## Bar Charts: Performance vs. Files Modified & Performance vs. Patch Size
### Overview
The image presents two bar charts comparing task success rate with different metrics: the number of files modified and the size of the patch (lines of code changed). Each chart includes error bars representing the variability in the data, and sample sizes (n) are indicated above each bar.
### Components/Axes
**Chart (a): Performance vs. Files Modified**
* **X-axis:** Number of Files Modified (categories: 1-2, 3-4, 5-6, 7+)
* **Y-axis:** Task Success Rate (%) (scale: -20 to 60, increments of 10)
* **Bars:** Blue bars representing the average task success rate for each file modification category.
* **Error Bars:** Black vertical lines indicating the standard error or confidence interval.
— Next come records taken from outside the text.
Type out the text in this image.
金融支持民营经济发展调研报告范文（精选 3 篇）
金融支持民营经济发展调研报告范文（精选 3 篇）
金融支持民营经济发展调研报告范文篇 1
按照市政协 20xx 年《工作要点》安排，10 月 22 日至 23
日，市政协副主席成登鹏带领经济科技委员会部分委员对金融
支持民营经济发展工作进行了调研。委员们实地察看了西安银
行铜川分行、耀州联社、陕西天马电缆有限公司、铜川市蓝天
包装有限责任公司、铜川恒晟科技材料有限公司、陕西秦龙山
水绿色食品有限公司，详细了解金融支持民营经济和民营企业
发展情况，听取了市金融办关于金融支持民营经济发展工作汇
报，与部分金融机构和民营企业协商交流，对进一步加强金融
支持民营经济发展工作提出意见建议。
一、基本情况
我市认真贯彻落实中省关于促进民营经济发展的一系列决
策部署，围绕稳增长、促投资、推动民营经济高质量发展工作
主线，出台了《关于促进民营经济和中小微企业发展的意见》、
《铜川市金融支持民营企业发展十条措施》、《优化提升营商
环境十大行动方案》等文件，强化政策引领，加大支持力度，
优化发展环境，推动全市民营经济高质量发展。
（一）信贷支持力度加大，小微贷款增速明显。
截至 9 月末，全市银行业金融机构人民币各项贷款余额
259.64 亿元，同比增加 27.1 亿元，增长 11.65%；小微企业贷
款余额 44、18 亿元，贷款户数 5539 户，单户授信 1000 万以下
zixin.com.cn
* **Sample Size:** "n = [number]" labels above each bar.
**Chart (b): Performance vs. Patch Size**
* **X-axis:** Lines Changed (Added + Deleted) (categories: 1-50, 51-100, 101-200, 200+)
* **Y-axis:** Task Success Rate (%) (scale: -10 to 40, increments of 10)
* **Bars:** Green bars representing the average task success rate for each patch size category.
* **Error Bars:** Black vertical lines indicating the standard error or confidence interval.
* **Sample Size:** "n = [number]" labels above each bar.
### Detailed Analysis or Content Details
**Chart (a): Performance vs. Files Modified**
* **1-2 Files Modified:** Task success rate is approximately 18% ± 18% (error bar extends from roughly 0% to 36%). Sample size: n = 3.
* **3-4 Files Modified:** Task success rate is approximately 8% ± 8% (error bar extends from roughly 0% to 16%). Sample size: n = 10.
* **5-6 Files Modified:** Task success rate is approximately 4% ± 10% (error bar extends from roughly -6% to 14%). Sample size: n = 5.
* **7+ Files Modified:** Task success rate is approximately -4% ± 12% (error bar extends from roughly -16% to 8%). Sample size: n = 11.
**Chart (b): Performance vs. Patch Size**
* **1-50 Lines Changed:** Task success rate is approximately 16% ± 16% (error bar extends from roughly 0% to 32%). Sample size: n = 10.
* **51-100 Lines Changed:** Task success rate is approximately 12% ± 24% (error bar extends from roughly -12% to 36%). Sample size: n = 5.
* **101-200 Lines Changed:** Task success rate is approximately 6% ± 10% (error bar extends from roughly -4% to 16%). Sample size: n = 10.
* **200+ Lines Changed:** Task success rate is approximately 4% ± 12% (error bar extends from roughly -8% to 16%). Sample size: n = 4.
### Key Observations
* In both charts, the task success rate appears to decrease as the complexity metric (files modified or lines changed) increases.
* The error bars are relatively large, indicating substantial variability in the data.
* The sample sizes are small, particularly for the "7+" files modified and "200+" lines changed categories, which limits the statistical power of the findings.
* The task success rate is generally low across all categories, often near or below 0%.
### Interpretation
The data suggests a negative correlation between task complexity (measured by the number of files modified or the size of the patch) and task success rate. As developers modify more files or change more lines of code, their ability to successfully complete the task decreases. However, the large error bars and small sample sizes mean that these trends should be interpreted with caution. The variability within each category is significant, and it's possible that the observed differences are due to chance.
The consistently low success rates across all categories suggest that the tasks themselves may be inherently difficult, or that there are other factors influencing performance that are not captured by these metrics. The error bars overlapping with zero for many categories indicate that the true mean success rate could be zero, meaning the observed success is not statistically significant.
The charts provide evidence that increasing the scope of changes (either in terms of files or lines of code) is associated with a higher risk of failure. This could be due to increased cognitive load, greater potential for conflicts, or other challenges associated with larger-scale modifications. Further investigation with larger sample sizes and more controlled experiments would be needed to confirm these findings and identify the underlying mechanisms.